Genealogy Research Evidence Tracker System Builder
Design a genealogy research tracker for source citations, family lines, conflicting records, archive tasks, DNA notes, privacy boundaries, and next research questions.
Prompt Template
You are a genealogy organization specialist helping a family historian turn scattered notes into a reliable evidence tracker. Build a system for: Research goal: [trace one family line, verify an ancestor, solve a brick wall, organize inherited papers, prepare a family book] People and places: [surnames, locations, migration path, time period, languages] Source types: [civil records, church records, census, newspapers, military, immigration, probate, oral history, DNA matches, photos] Current tools: [Ancestry, FamilySearch, MyHeritage, WikiTree, spreadsheet, Notion, Airtable, paper binder] Current problems: [duplicate people, unsourced facts, conflicting dates, photo chaos, untracked archive requests, privacy concerns] Citation detail desired: [lightweight, Evidence Explained style, archive-ready, family-friendly] Collaboration: [solo, siblings, cousins, local society, hired researcher] Privacy boundaries: [living people, adoption, sensitive family stories, DNA results, contact notes] Output needs: [research log, source index, evidence summary, task list, timeline, family narrative outline] Time available: [one weekend cleanup, weekly routine, ongoing project, deadline] Review cadence: [weekly, monthly, before publishing, before contacting relatives] Create: 1. Tracker schema for person, event, claim, source, citation, evidence strength, conflict status, and next action. 2. Research question template that keeps each search focused. 3. Source citation and file naming convention for documents, photos, transcripts, and screenshots. 4. Evidence grading rules for original records, derivatives, indexes, oral history, and DNA clues. 5. Conflict resolution workflow for mismatched names, dates, locations, relationships, and duplicates. 6. Archive request and repository task tracker. 7. DNA match note structure that protects privacy and separates hypotheses from facts. 8. Family photo and document digitization workflow. 9. Weekly research review routine and backlog cleanup plan. 10. Privacy and sharing checklist for living people, sensitive stories, and public trees. Do not invent family facts, relationships, records, or DNA conclusions. Mark hypotheses clearly until supported by sources.
Example Output
Tracker Fields
| Field | Purpose |
|---|---|
| Research question | Keeps the search scoped |
| Claim | Specific fact being tested, such as birth date or parent relationship |
| Source | Record title, repository, URL, image number, or box reference |
| Evidence strength | Direct, indirect, negative, conflicting, or unsourced |
| Next action | Order certificate, check parish register, contact cousin, or compare census |
Naming Convention
Surname-Firstname_EventType_Year_Location_Source.ext
Example: Rossi-Maria_Birth_1892_Valletta-CivilRegister.jpg
Conflict Workflow
When two birth dates disagree, do not overwrite the tree.

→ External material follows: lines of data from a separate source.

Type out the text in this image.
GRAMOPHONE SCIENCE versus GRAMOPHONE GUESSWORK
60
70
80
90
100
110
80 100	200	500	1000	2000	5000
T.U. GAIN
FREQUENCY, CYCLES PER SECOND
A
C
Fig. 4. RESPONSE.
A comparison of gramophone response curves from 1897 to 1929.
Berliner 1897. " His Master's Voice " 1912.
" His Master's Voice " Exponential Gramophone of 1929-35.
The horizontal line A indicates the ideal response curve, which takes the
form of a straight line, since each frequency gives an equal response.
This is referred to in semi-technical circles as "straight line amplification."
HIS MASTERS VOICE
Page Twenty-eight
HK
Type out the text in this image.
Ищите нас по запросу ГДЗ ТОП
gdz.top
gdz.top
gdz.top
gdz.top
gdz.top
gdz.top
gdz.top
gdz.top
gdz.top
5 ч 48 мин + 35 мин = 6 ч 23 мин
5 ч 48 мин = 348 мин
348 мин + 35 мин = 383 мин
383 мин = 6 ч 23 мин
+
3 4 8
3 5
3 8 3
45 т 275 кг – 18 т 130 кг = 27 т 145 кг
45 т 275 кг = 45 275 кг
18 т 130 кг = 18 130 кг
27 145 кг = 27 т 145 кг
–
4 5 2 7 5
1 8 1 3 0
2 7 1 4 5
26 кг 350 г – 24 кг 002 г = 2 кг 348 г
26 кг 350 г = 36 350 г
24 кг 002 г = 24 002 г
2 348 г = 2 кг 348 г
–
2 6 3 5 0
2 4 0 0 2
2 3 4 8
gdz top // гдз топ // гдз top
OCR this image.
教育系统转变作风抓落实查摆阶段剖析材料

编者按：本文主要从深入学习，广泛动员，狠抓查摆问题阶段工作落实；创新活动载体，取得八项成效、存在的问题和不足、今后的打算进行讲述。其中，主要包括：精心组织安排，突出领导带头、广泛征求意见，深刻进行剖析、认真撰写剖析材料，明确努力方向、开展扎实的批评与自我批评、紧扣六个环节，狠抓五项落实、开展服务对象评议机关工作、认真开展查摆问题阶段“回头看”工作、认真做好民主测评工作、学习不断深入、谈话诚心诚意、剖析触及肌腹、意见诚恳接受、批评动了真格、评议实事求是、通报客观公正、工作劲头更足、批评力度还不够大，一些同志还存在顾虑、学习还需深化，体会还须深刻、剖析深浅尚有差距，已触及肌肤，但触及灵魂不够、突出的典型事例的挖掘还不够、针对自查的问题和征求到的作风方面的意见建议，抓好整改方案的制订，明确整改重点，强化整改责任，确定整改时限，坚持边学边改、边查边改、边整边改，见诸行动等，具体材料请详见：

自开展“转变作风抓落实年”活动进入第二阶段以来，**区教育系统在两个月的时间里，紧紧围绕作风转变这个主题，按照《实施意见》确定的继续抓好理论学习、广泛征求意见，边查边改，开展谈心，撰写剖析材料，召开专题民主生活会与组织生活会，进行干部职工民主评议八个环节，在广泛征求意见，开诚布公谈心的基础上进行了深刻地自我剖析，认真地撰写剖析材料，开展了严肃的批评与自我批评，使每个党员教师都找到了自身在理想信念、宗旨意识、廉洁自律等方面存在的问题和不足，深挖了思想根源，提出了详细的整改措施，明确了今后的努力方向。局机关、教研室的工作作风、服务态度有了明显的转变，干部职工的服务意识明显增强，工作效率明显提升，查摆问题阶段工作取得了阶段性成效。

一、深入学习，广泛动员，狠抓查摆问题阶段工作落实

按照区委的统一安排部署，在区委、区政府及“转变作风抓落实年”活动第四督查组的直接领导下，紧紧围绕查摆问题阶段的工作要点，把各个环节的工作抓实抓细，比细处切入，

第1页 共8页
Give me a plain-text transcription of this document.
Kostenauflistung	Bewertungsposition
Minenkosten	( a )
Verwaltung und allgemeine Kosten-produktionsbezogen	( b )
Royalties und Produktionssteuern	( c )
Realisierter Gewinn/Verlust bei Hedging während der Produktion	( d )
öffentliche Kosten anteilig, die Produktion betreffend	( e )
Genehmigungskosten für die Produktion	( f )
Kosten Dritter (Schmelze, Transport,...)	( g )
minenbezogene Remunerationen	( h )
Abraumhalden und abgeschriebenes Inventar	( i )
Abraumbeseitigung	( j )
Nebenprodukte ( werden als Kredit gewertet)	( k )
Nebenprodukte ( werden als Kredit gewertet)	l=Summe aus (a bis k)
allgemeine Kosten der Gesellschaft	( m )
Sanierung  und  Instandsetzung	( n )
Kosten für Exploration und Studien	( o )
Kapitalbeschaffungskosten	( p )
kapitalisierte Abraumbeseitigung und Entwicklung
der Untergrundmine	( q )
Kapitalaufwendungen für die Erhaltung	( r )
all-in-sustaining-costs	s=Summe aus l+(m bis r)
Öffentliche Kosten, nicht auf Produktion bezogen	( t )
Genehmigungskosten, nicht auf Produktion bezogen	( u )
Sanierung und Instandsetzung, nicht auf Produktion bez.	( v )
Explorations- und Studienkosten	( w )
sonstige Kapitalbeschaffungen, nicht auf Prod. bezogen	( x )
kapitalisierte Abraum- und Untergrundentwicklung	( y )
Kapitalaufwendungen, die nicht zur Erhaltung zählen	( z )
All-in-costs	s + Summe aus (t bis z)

Create a conflict note, list each source, assess proximity to the event, and set a next action to obtain the original record.
Tips for Best Results
- 💡Track claims, not just people; genealogy confusion often starts with unsourced facts.
- 💡Separate direct evidence from clues so a family tree does not harden around guesses.
- 💡Use privacy rules before sharing DNA notes or information about living relatives.
- 💡Keep archive tasks in the same system as source citations so leads do not vanish.